Später im Jahr ist dann die 12inch „Order“ / „Pan“ bei Hemlock erschienen. Mit einer Musik, die mit nichts vergleichbar war, was sie vorher gemacht haben. Es war eine Art Minimal Techno.

Wenn man die Tracks ganz laut spielt, funktionieren sie im Club. Ich habe das ausprobiert. Aber wenn jemand erst das Album über Kopfhörer anhört und anschließend „Order“ / „Pan“, wird er wahrscheinlich überrascht sein. Ich schreibe Musik, damit die Leute sie anhören. Aber zunächst gehört die Musik, die ich mache, erst einmal mir allein. „Order“ / „Pan“ zum Beispiel habe ich niemanden vorher anhören lassen, ich habe es einfach veröffentlicht.

Was hat Sie 2011 musikalisch beeindruckt?

Listener, das ist ein Spoken-Word-Projekt aus den USA. Das habe ich erst neulich entdeckt und war sehr beeindruckt, es ist sehr emotional und geht ans Herz. Und der Rapper Danny Brown, er ist brillant.

Hatten Sie überhaupt Zeit, sich mit der Musik anderer Leute zu beschäftigen?

Doch, doch, ich kaufe ständig Platten, ausschließlich Vinyl. Vor allem seit ich das Privileg habe, in Städten wie Berlin und New York in die Plattenläden zu gehen.

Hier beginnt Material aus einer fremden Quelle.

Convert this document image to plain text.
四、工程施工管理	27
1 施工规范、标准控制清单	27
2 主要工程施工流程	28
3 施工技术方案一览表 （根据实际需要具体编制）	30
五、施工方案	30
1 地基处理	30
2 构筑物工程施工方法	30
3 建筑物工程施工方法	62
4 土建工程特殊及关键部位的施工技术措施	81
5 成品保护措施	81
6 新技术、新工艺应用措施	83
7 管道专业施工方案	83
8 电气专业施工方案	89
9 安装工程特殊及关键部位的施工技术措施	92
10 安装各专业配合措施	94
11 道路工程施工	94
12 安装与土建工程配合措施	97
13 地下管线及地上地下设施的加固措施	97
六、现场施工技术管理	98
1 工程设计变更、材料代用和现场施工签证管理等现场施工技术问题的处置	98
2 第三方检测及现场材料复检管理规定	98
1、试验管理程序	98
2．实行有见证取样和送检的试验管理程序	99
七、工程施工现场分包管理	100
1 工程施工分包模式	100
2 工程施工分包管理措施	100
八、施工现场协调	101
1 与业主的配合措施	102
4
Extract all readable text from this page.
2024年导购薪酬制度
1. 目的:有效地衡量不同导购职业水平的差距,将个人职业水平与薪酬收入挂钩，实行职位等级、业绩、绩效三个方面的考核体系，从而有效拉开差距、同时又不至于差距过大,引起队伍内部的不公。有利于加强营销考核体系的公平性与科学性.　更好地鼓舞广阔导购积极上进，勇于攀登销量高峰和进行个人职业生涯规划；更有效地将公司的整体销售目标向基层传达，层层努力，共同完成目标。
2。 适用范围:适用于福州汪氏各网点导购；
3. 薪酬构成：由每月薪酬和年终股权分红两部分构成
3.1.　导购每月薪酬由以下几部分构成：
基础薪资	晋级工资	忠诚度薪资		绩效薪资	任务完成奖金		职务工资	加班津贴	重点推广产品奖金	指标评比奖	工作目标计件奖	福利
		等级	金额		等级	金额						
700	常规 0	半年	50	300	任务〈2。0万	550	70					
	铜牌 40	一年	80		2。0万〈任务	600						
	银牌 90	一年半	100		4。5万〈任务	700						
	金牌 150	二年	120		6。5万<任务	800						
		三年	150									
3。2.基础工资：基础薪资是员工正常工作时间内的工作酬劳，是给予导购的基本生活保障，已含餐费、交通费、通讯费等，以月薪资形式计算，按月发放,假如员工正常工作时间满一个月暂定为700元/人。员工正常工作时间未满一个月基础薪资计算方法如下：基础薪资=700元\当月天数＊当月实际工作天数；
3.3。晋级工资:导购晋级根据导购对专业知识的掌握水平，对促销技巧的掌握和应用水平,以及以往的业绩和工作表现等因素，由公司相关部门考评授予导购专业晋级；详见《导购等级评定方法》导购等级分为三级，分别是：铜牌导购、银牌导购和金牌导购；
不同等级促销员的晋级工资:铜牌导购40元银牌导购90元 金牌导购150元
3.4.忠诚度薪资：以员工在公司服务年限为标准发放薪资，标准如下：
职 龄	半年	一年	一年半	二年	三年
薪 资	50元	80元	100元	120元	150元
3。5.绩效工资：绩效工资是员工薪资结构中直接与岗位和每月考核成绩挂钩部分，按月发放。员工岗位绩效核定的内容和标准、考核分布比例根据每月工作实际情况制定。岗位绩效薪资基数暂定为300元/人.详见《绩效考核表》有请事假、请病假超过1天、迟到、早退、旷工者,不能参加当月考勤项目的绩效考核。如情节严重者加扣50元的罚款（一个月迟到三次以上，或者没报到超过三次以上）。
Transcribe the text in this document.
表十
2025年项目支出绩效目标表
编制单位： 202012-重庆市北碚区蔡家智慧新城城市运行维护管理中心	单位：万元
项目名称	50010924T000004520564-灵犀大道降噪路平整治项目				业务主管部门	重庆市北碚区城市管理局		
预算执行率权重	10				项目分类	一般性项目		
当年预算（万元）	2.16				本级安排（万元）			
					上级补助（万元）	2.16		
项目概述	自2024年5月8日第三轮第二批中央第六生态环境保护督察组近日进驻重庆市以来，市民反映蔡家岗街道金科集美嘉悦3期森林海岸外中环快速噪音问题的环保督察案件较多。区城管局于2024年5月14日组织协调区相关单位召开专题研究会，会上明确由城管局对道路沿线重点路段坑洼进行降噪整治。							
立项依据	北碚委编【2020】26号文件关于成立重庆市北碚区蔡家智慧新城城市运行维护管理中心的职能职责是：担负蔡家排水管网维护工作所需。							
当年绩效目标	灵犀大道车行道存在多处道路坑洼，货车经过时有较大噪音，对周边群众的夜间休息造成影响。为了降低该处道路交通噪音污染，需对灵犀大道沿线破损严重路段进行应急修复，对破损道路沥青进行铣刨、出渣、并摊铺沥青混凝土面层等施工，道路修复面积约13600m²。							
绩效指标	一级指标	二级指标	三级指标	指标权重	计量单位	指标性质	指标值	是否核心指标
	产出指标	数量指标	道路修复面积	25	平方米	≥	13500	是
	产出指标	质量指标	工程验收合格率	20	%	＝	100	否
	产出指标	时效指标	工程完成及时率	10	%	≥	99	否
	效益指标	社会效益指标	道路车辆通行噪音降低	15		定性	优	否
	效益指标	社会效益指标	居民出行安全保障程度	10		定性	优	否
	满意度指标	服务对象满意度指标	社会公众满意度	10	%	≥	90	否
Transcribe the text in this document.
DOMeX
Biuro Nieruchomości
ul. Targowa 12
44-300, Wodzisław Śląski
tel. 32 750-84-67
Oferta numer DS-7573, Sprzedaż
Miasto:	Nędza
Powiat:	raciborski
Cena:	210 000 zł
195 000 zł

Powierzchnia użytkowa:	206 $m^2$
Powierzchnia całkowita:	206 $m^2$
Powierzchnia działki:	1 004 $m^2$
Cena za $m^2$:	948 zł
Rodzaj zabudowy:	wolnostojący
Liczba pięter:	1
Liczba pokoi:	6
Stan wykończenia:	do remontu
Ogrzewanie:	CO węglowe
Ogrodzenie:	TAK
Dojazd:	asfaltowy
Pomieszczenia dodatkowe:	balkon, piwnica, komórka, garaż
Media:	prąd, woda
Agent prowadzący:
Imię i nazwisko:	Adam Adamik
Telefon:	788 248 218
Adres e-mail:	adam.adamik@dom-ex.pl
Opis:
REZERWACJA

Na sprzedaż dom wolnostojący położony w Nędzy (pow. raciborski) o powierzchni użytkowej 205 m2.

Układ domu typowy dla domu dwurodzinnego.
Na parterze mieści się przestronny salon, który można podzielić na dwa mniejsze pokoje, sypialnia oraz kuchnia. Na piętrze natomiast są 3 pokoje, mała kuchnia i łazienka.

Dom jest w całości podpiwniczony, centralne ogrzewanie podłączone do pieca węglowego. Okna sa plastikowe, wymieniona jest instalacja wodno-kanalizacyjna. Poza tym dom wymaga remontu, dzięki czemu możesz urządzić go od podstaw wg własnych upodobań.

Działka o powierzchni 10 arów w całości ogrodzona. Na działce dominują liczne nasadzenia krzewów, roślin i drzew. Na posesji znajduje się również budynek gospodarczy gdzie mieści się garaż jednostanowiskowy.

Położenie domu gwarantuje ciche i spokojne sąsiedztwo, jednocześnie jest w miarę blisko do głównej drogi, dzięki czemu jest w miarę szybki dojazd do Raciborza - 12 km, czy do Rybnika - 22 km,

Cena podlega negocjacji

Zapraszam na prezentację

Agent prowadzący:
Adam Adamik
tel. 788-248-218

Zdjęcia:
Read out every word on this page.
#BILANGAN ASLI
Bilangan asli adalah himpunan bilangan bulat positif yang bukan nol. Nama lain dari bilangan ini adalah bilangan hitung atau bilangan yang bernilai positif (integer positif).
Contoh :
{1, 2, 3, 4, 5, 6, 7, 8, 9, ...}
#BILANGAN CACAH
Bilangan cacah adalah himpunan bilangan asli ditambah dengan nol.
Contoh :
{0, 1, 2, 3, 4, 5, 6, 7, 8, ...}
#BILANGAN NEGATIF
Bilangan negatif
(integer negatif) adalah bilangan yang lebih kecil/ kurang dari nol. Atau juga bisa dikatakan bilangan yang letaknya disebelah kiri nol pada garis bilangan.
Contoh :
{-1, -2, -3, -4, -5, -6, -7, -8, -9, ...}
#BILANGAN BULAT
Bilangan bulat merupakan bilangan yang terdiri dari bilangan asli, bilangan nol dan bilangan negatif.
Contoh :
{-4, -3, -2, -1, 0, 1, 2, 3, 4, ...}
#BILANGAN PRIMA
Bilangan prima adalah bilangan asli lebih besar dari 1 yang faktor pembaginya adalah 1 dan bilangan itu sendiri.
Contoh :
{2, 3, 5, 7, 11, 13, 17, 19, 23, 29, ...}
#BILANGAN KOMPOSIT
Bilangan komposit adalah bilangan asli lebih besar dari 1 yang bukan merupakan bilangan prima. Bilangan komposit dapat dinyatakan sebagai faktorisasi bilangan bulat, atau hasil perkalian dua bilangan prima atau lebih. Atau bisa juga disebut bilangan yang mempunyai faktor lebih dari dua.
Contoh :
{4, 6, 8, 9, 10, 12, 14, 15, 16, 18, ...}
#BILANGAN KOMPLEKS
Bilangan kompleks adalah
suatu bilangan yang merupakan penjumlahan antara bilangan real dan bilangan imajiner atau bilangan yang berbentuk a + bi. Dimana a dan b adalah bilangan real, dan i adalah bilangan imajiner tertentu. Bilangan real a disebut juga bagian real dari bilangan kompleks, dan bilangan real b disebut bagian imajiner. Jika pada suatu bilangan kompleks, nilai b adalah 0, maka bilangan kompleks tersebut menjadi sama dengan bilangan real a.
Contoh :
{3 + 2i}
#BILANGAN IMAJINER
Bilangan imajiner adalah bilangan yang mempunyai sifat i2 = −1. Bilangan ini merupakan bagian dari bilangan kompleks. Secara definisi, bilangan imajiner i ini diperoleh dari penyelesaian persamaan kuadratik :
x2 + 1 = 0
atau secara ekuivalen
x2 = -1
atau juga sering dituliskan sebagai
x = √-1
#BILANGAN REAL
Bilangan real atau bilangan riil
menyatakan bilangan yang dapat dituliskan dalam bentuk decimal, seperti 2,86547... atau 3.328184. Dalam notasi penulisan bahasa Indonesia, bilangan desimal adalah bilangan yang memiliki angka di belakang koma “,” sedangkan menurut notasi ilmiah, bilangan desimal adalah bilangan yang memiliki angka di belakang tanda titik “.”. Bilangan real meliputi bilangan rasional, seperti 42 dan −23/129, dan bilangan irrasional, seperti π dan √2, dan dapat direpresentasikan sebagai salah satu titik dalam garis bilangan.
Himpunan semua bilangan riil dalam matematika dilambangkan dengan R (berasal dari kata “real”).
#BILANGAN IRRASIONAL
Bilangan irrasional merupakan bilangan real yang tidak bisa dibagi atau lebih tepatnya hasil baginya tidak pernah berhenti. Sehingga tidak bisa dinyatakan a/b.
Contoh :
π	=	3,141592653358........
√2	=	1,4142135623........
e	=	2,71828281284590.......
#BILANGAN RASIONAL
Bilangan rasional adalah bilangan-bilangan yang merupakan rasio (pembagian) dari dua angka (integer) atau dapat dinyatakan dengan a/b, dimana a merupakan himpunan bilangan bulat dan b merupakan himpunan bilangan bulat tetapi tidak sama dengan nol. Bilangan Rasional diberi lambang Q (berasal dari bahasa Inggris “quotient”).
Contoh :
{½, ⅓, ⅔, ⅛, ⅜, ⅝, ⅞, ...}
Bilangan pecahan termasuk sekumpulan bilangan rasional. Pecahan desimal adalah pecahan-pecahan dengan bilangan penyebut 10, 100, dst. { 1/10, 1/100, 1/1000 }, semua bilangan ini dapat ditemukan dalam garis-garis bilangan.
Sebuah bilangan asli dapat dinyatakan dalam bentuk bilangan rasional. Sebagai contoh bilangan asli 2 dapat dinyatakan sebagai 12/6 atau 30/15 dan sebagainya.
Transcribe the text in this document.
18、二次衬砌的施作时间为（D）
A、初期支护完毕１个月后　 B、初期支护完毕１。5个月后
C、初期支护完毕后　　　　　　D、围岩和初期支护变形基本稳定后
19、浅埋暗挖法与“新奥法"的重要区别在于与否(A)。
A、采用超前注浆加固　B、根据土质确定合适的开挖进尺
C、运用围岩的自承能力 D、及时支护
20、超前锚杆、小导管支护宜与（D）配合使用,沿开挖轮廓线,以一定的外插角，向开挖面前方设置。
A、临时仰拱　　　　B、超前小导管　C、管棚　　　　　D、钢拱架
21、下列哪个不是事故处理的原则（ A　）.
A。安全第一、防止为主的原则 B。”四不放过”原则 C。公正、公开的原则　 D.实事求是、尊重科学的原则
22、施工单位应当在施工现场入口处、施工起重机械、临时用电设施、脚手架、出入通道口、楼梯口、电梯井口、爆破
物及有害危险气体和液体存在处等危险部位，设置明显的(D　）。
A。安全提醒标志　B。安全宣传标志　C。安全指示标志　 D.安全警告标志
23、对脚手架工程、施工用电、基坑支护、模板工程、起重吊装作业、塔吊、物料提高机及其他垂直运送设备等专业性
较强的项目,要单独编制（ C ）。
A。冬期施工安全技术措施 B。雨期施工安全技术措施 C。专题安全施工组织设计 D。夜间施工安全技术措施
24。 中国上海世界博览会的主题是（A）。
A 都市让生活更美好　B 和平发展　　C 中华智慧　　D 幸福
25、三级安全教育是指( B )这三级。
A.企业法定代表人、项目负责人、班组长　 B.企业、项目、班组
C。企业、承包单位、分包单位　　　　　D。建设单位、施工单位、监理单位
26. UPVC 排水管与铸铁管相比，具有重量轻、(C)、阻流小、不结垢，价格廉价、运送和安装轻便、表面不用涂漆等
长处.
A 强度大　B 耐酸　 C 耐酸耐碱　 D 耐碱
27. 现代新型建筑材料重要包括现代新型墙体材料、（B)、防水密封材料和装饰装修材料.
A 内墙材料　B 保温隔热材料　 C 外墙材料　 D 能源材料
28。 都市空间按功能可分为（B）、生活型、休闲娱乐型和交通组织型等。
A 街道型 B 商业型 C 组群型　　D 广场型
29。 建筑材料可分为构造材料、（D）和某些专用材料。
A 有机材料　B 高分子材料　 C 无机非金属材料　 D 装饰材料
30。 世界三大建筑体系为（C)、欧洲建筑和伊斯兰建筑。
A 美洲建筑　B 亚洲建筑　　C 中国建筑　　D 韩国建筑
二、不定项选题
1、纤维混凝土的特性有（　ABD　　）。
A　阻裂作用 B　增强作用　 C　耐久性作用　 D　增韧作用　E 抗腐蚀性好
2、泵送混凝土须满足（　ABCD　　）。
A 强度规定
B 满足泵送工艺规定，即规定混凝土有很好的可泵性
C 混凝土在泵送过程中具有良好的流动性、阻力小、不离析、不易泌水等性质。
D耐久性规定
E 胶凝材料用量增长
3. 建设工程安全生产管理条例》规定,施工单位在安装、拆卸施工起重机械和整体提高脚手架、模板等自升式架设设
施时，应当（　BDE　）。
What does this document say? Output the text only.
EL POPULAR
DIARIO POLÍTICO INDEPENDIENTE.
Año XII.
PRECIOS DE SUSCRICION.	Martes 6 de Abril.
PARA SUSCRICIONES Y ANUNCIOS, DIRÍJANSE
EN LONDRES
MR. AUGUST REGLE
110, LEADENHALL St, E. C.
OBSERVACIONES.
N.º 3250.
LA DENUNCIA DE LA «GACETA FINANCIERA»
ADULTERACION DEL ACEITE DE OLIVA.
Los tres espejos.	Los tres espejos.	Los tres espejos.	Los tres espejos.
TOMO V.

Im Frühjahr hat Sie meine Kollegin gefragt, ob Sie das Album von Nicolas Jaar kennen, weil es sie an Ihres erinnerte. Sie sagten nein, aber Sie würden es sich anhören. Haben Sie das getan?

Nein, habe ich noch nicht. Aber ich habe mir die B-Seite seiner neuen Single angehört, „Why Didn’t You Save Me“. Der Track gefällt mir sehr gut, weil er sehr emotional ist.